Extending the inverting summing design to transformer coupled FDA splitters
A generally useful circuit using FDA’s is to couple through an input balun to the two terminating
gain resistors (Rg) as shown in figure 2. In this implementation, the 2-Rg resistors feed into a
differential virtual ground due the high differential loop gain of a wideband FDA devices like the
ISL55210 (ref.2). The balun gives a zero power single to differential conversion while the FDA
provides an input termination, gain, and isolation for the input impedance to the output load. It is
normally best to leave any balun centertap unconnected in this genre of application circuit.
Figure 2. Single channel, differential FDA with Balun input.
2*Rg forms the output side termination impedance for the input balun. Assuming those are fixed at
the required impedance to achieve an input match at Vi, the overall gain can then be adjusted by
changing the Rf elements. Neglecting the transformer insertion loss, the voltage gain from the input
of the balun to the differential output pins is shown in figure 2. This topology also offers numerous
noise figure and harmonic distortion suppression advantages (ref. 3&4)
Since wideband FDA’s also provide nearly zero ohm output impedance, the load does not enter into
this input matching giving a path to exceptional load isolation if Fig. 2 is adapted to parallel FDA’s.
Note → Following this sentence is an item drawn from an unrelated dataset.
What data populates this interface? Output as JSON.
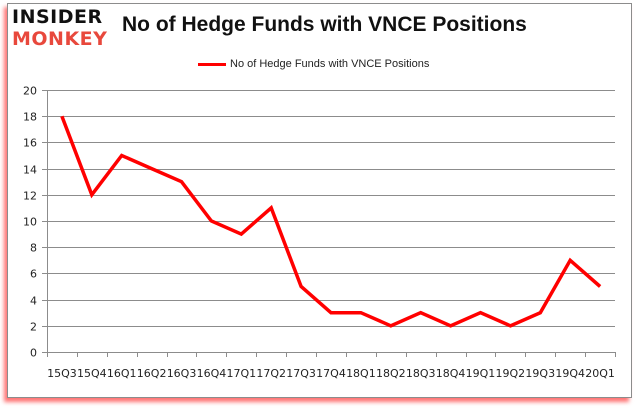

One direct way to provide multiple output paths is to simply fan out the differential signal at the
output of Fig. 2 to multiple loads.
Often, these loads are doubly terminated transmission lines on ATE boards where that loading will
then add up in parallel. While this can work in some applications, the heavy loading of parallel loads
will rapidly degrade the harmonic distortion of the signal delivered to the parallel loads. As an
option, consider splitting the signal on the input side with independent FDAs dedicated to each line.
A differential source
The source in Figure 2 could also be a differential source where now the balun continues to provide
DC isolation, some signal gain, and the ability to form a signal splitting into multiple FDA paths on
its outputs. Very similar to an inverting summing design with a simple op amp, parallel FDA’s can be
attached on the output side of the balun.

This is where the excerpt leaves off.